Cette mobilisation dite en psychologie « subjective », quand elle aboutit à la résolution acceptable de la situation à problème fera oublier l’intensité et la durée des efforts déployés si elle est reconnue par l’entourage. Cette reconnaissance donc peut venir de la hiérarchie, surtout qui sait comment le travail se fait ou du destinataire final : c’est le jugement d’utilité, sinon elle émane des pairs avec lesquels on partage certaines règles du métier mais dont on se distingue par son style personnel : le jugement de beauté.  En absence de reconnaissance, la souffrance demeure souffrance(tripalium). Par contre, c’est cette reconnaissance bien pratiquée, qui va lui autoriser un tout autre destin: le plaisir, plus bénéfique et qui va venir nourrir le registre identitaire de l’individu lequel s’en trouvera émancipé et heureux de travailler chaque jour. La bonne reconnaissance de son utilité et le fait d’être apprécié par sa hiérarchie, pairs ou client final renforcent également son appartenance à la communauté sociale et le fera se sentir respectable auprès des autres, et notamment pour prétendre se marier. 

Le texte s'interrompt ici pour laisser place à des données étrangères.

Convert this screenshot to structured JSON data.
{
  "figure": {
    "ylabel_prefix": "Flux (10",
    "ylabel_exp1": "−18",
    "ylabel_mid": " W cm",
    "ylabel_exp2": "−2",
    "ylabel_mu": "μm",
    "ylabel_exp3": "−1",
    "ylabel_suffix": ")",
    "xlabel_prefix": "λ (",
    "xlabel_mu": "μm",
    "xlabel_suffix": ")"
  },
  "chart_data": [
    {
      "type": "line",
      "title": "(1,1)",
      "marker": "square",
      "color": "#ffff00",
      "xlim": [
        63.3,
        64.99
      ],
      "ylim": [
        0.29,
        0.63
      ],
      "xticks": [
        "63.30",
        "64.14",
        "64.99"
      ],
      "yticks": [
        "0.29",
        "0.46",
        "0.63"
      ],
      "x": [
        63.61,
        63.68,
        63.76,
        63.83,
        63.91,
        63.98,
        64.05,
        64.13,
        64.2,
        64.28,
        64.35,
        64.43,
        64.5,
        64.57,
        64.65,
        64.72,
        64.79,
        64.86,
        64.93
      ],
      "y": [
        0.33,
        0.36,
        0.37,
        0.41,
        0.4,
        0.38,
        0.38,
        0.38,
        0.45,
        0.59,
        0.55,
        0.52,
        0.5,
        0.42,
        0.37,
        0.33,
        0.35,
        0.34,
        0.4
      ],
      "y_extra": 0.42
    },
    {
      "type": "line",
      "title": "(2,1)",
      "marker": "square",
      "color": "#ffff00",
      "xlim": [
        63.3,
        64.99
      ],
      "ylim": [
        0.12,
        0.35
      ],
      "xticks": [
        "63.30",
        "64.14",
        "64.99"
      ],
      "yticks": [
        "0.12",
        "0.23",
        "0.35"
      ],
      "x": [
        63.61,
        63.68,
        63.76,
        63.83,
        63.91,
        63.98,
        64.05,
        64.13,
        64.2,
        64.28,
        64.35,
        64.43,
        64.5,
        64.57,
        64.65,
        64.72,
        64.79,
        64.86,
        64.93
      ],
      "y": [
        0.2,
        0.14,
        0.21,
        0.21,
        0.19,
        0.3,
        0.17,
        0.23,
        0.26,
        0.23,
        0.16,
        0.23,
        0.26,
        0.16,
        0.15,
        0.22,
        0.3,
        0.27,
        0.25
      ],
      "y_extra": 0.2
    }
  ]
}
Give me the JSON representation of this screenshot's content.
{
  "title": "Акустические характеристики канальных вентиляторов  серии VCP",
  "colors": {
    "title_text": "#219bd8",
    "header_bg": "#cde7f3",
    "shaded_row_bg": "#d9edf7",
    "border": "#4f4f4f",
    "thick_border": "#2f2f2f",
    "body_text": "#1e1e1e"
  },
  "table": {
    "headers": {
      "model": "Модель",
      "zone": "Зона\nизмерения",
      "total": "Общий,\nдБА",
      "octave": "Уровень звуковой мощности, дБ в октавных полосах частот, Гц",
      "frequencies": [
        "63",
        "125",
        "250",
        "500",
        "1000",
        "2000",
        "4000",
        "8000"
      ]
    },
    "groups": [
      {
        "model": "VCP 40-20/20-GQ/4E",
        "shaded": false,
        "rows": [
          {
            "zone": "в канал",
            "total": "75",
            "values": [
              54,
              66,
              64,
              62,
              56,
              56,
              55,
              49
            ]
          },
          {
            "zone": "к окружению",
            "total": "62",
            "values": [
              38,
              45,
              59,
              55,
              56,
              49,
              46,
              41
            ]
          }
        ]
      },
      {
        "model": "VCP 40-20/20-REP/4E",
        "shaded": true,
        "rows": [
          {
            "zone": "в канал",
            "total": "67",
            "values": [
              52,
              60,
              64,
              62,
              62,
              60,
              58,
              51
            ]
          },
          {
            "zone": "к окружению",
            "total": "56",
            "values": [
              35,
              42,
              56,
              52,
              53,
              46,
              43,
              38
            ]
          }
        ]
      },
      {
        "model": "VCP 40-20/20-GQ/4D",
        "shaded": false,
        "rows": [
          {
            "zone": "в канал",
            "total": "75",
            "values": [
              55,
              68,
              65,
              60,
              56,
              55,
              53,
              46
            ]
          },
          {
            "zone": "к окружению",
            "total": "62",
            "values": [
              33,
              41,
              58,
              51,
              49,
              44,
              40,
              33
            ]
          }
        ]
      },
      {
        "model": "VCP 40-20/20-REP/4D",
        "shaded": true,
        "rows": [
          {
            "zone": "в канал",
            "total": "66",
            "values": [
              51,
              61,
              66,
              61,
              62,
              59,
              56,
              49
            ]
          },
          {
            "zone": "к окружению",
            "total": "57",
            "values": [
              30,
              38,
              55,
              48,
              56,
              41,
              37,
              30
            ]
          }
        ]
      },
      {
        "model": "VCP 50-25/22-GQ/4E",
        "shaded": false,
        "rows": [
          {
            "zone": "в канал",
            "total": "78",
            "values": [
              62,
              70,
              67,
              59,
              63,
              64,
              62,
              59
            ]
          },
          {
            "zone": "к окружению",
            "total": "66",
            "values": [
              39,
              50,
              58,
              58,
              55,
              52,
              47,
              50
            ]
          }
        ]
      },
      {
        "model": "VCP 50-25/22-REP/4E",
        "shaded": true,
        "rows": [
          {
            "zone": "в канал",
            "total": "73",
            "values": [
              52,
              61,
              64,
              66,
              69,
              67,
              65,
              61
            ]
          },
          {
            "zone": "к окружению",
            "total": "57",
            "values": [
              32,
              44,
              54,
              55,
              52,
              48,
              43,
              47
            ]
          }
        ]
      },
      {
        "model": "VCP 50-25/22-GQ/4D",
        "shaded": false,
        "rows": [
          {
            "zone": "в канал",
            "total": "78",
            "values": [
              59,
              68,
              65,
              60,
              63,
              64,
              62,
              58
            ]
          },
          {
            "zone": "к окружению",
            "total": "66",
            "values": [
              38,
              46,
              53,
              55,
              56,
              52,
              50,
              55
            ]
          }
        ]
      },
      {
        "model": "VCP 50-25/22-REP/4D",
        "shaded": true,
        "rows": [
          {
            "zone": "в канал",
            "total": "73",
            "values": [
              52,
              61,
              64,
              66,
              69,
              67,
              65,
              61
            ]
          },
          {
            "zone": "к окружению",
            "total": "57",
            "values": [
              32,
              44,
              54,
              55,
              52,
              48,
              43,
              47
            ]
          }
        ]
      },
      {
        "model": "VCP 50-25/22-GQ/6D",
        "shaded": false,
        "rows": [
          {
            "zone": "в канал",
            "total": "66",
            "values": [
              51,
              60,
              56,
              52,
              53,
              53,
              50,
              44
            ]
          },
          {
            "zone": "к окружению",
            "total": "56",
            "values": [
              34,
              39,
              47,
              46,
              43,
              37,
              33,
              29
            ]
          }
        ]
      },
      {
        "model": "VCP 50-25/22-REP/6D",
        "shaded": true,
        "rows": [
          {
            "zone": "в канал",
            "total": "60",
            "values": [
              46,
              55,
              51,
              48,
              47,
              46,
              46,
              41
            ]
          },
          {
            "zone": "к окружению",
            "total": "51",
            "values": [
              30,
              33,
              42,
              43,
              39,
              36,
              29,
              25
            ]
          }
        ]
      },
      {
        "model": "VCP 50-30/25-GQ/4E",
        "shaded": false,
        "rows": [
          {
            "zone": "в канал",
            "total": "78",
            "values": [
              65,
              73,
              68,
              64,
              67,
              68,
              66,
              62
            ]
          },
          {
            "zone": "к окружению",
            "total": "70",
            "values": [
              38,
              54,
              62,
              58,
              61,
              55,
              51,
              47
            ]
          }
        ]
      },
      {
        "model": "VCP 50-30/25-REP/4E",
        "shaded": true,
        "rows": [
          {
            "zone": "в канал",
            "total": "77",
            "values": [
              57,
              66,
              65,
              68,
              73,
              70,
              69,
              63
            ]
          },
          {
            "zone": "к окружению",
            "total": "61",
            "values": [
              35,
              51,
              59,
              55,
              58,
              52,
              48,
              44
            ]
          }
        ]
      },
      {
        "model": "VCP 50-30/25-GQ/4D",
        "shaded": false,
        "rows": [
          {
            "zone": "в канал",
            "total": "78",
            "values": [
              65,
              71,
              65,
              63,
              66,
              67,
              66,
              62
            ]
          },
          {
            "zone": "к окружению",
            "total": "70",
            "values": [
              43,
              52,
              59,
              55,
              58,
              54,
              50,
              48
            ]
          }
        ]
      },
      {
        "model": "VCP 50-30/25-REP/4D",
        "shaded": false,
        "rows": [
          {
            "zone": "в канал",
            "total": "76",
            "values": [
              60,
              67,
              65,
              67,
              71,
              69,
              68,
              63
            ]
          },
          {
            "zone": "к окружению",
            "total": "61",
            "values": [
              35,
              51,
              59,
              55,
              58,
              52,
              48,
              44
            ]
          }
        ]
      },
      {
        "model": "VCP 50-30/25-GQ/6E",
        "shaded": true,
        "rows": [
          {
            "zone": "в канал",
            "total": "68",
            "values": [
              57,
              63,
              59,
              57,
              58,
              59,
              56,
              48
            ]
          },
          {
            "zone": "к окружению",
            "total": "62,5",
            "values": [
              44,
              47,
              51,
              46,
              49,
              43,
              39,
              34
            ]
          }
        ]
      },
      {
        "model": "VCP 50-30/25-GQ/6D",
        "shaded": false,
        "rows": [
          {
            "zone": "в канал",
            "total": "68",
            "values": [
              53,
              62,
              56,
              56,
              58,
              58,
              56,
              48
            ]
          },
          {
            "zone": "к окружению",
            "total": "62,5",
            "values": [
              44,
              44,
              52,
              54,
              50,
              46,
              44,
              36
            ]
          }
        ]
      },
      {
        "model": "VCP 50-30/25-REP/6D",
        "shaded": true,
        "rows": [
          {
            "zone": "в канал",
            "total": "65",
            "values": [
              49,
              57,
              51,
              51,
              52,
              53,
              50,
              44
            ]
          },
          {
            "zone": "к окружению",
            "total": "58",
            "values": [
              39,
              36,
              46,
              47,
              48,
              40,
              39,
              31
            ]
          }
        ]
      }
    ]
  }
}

« J’ai changé de carrière à 30 ans. J’étais cadre dynamique, j’avais tout fait comme il fallait: bac avec mention, grande école de commerce, stages dans les boites les plus prestigieuses et un CDI raflé haut la main après mes études. Tout me souriait. Mais j’étais malheureux. Je voulais autre chose. Le Marketing ne signifiait rien pour moi. Je voulais faire de la chanson. J’ai tout plaqué pour devenir musicien à temps plein. J’ai pris des risques certes. Mais à quoi bon survivre quand on peut vivre ? » explique Taha. « La majorité des salariés et fonctionnaires, bénéficient rarement d’une bonne adéquation entre les exigences du poste et ses propres attentes. Malgré cela et surtout quand on est jeune et qu’on a fini ses études et qu’il « faille travailler », tout individu va s’adapter et essayera au moins de prouver sa potentielle utilité » ajoute le Dr Youssef Bougrine. 

La rigidité ou l’insuffisance organisationnelle 

Maslow avait proposé dans les années soixante, une théorie qui explique que chaque individu peut passer par des étapes de survie physiologique (besoins primaires : lutter contre la faim, la soif, etc.), à des besoins de sécurité physique, puis à des besoins d’assurer un travail pour subsister, puis à des besoins qualitatifs liés au travail puis enfin à des besoins d’émancipation. Selon le spécialiste, c’est souvent l’organisation qui sera trop rigide, trop étroite ou insuffisamment dirigée pour permettre de répondre aux attentes des travailleurs, et même quand ces derniers s’efforceront de bien faire ce qui est attendu d’eux, la reconnaissance n’est que rarement au rendez-vous, ce qui entrainera leur démotivation, leur baisse de productivité et leur mal-être. On s’en rend compte presque immédiatement quand on rentre dans une entreprise : l’ambiance est morose, la peur, l’ennui, le stress et les conflits règnent ! Il faudrait donc avoir une vision à long terme, qui considère réellement ses membres comme sa première richesse. Il s’agirait de recruter les meilleurs et encourager les meilleures pratiques managériales pour devenir une pépinière de talents, heureux et performants : un bon manager ne confond pas diriger et dominer. Il décline la vision en stratégie où chacun peut participer. Il est leader, agile, à l’écoute, il sait motiver ou au moins ne pas démotiver, il doit être éthiquement correct. Et puis, il faudrait prévoir des espaces et des possibilités d’émancipation à tous ses salariés. A défaut de pouvoir offrir à tous le poste de rêve, au moins autoriser une ambiance de travail agréable, respectueuse, favorisant la créativité et la coopération et qui soit reconnaissante.